Climate change, food systems and security in the Sahel: Implications for conflict and cooperation on a micro-scale

Climate change and conflict are contemporarily two of the most critical threats to humanity and are gradually addressed jointly by policy makers and in academic circles. Recently, co-occurrences between adverse climate change impacts and violent conflicts have been observed particularly across countries in the Sahel, posing a dual threat to small-holder farmers’ livelihoods. Most small-holders in the region are reliant on rain-fed agriculture, which is especially sensitive to changing rainfall patterns resulting from climate change. Extreme variations in the climate can create economic and food availability shocks, which are particularly damaging to vulnerable small-holder livelihoods.

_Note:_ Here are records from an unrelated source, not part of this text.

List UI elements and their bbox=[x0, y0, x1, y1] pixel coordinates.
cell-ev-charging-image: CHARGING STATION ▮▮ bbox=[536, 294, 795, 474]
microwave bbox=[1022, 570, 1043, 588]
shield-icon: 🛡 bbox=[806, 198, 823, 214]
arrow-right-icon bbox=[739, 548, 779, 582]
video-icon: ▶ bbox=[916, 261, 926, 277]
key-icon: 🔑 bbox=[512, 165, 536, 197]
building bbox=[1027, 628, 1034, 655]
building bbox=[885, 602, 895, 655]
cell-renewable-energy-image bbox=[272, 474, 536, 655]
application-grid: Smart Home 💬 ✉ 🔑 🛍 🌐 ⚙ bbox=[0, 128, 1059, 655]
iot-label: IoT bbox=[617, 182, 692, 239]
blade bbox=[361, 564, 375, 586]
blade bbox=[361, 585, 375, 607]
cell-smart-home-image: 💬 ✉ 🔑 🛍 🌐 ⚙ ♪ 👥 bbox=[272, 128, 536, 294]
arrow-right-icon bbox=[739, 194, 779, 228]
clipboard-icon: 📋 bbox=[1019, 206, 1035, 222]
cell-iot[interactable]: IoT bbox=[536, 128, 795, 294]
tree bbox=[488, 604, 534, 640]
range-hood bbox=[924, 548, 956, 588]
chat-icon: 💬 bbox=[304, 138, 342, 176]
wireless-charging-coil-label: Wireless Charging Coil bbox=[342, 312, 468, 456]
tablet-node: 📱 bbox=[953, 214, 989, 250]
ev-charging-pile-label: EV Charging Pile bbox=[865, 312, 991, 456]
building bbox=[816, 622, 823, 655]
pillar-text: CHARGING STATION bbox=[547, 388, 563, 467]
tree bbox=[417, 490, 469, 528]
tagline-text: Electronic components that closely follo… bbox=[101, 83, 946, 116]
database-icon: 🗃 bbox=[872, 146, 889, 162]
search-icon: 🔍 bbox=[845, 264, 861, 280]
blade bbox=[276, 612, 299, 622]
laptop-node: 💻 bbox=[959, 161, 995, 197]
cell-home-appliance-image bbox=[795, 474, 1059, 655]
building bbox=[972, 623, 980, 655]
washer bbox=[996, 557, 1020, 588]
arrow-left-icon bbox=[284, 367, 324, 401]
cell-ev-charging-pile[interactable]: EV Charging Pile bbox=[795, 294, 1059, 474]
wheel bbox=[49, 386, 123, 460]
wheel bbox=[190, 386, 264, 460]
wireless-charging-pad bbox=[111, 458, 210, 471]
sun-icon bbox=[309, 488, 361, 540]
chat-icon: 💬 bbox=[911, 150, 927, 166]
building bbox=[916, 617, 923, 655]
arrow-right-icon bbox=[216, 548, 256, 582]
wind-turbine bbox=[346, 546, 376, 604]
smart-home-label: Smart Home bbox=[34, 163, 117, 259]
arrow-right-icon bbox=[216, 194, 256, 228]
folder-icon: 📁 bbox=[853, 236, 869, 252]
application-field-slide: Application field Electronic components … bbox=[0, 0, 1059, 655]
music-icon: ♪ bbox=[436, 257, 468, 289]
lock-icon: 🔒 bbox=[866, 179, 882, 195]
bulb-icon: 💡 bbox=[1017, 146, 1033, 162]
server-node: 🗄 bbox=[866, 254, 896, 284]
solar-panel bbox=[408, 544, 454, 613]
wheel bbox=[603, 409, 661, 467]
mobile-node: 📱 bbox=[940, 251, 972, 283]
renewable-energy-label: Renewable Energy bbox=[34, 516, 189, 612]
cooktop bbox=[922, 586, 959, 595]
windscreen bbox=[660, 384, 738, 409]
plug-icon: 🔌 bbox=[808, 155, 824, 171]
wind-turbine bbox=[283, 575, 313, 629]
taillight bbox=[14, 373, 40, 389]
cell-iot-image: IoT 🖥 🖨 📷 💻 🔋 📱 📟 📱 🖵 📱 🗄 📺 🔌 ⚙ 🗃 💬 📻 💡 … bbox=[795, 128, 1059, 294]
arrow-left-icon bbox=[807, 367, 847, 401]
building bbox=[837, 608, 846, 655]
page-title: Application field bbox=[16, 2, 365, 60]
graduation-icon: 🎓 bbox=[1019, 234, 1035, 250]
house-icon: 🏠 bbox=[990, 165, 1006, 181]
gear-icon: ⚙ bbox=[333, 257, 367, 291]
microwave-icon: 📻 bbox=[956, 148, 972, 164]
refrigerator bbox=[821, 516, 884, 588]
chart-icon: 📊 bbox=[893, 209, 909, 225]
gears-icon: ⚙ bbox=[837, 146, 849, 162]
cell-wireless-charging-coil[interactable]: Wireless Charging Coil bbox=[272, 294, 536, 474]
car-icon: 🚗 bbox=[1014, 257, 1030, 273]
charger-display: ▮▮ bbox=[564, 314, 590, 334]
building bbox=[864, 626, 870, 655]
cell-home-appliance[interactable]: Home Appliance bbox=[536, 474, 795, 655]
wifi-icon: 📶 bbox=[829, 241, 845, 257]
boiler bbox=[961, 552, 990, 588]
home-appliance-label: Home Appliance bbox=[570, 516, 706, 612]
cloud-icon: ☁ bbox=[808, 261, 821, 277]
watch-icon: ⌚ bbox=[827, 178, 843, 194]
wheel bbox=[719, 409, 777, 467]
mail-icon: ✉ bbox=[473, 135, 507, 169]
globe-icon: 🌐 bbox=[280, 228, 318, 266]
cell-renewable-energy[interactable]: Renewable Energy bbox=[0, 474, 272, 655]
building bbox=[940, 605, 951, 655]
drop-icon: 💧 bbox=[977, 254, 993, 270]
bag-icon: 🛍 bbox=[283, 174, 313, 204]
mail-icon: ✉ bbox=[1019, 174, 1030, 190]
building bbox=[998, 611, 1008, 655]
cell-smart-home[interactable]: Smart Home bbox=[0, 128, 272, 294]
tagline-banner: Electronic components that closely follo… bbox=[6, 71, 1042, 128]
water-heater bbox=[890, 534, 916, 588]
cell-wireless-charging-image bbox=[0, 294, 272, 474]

However, for livelihood shocks to trigger conflicts, root drivers of conflict (i.e. poverty, social inequality, political marginalization, ethnic polarization) have to be present. On a micro-level, both individual-level and group-level decision-making influence responses to shocks. How and under what conditions responses can bring social systems out of balance and enhance conflict or contrastingly foster cooperation is still poorly understood. On the one hand, for marginalized and less resilient households participating in conflict in response to shocks can be an economically better livelihood opportunity, but on the other hand, time of hardship can foster cooperation through strong social capital in the community. In addition, other group dynamics can influence rational economic decision making of the individual. Particularly, group identities are crucial for studying widely increasing conflicts among farmers and herders in the Sahel, where underlying ethnic tension, along the farmer-herder divide, could be one of those drivers exacerbating the reactions to climate shocks.

To shed light on the diversity of micro-level outcomes in the climate security arena, this research project draws comparisons across various case studies and:

(I) develops a framework outlining mechanisms leading to conflict and cooperation among farmers and herders,

(II) conducts field experiments on the effects of individual and collective shocks on cooperation of farmers and herders and studies the role of group identity,

(III) explores heterogeneous effects of climate and food price shocks on conflicts among different livelihood group.